OUR NIG;

or,

Sketches from the Life of a Free Black, In A Two-Story White House,
North.

SHOWING THAT SLAVERY'S SHADOWS FALL EVEN THERE.

by "OUR NIG."

Dedicated to Pauline Augusta Coleman Gates and Henry Louis Gates, Sr.

In Memory of Marguerite Elizabeth Howard Coleman, and Gertrude Helen
Redman Gates

"I know
That care has iron crowns for many brows;
That Calvaries are everywhere, whereon
Virtue is crucified, and nails and spears
Draw guiltless blood; that sorrow sits and drinks
At sweetest hearts, till all their life is dry;
That gentle spirits on the rack of pain
Grow faint or fierce, and pray and curse by turns;
That hell's temptations, clad in heavenly guise
And armed with might, lie evermore in wait
Along life's path, giving assault to all."—HOLLAND.

PREFACE.

IN offering to the public the following pages, the writer confesses her inability to minister to the refined and cultivated, the pleasure supplied by abler pens.

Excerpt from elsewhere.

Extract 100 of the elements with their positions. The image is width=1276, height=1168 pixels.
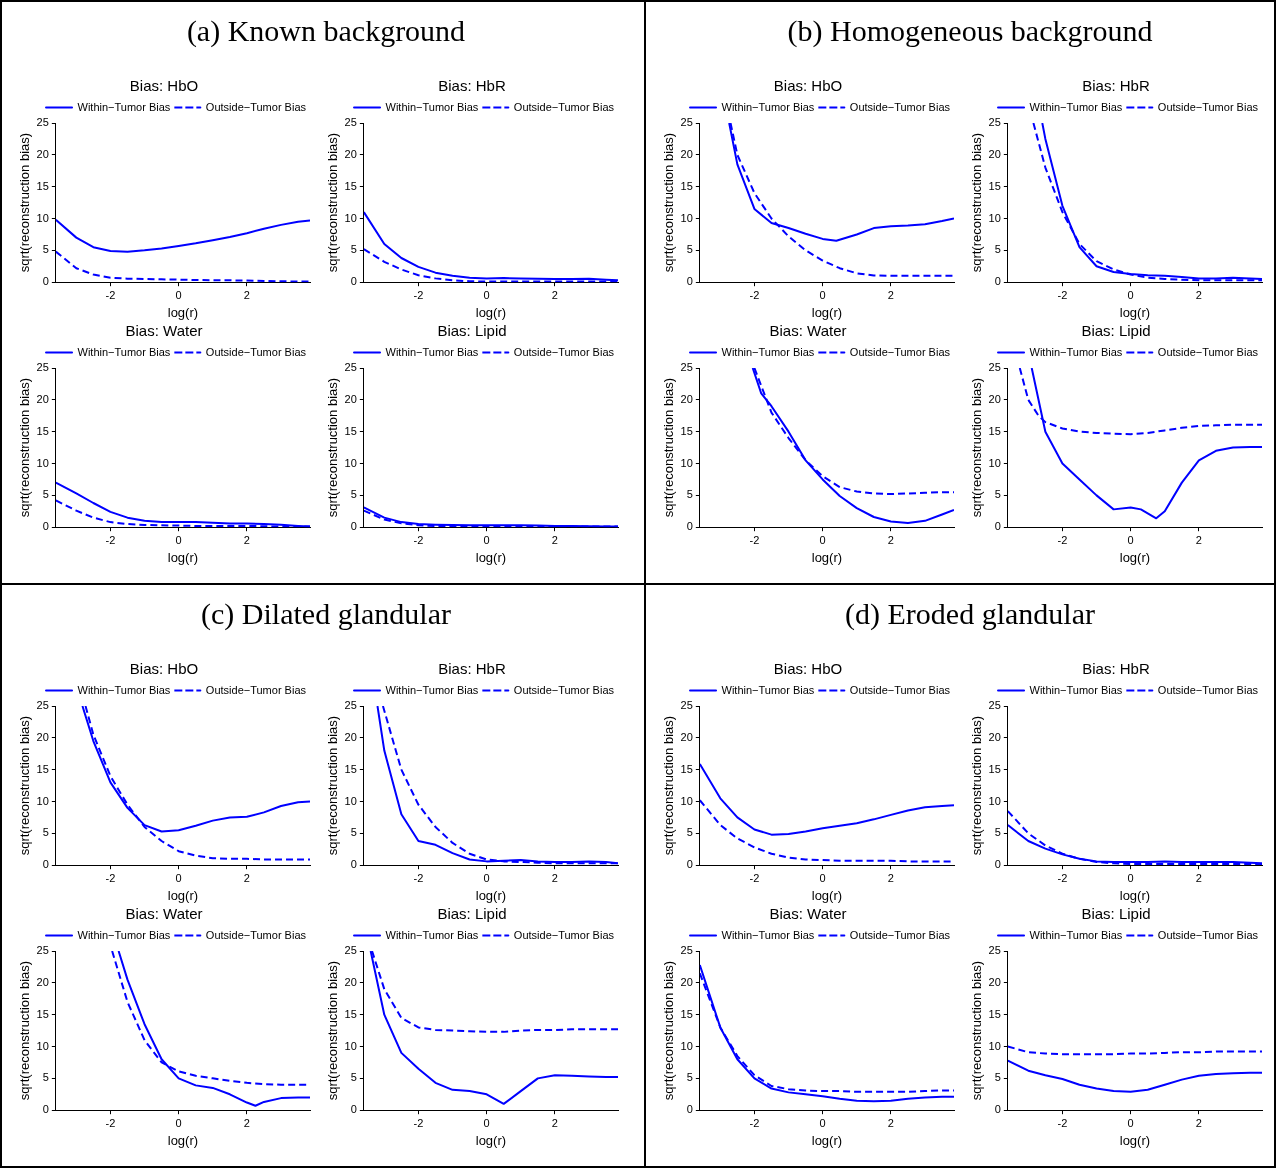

It is not for such these crude narrations appear. Deserted by kindred, disabled by failing health, I am forced to some experiment which shall aid me in maintaining myself and child without extinguishing this feeble life. I would not from these motives even palliate slavery at the South, by disclosures of its appurtenances North. My mistress was wholly imbued with SOUTHERN principles. I do not pretend to divulge every transaction in my own life, which the unprejudiced would declare unfavorable in comparison with treatment of legal bondmen; I have purposely omitted what would most provoke shame in our good anti-slavery friends at home.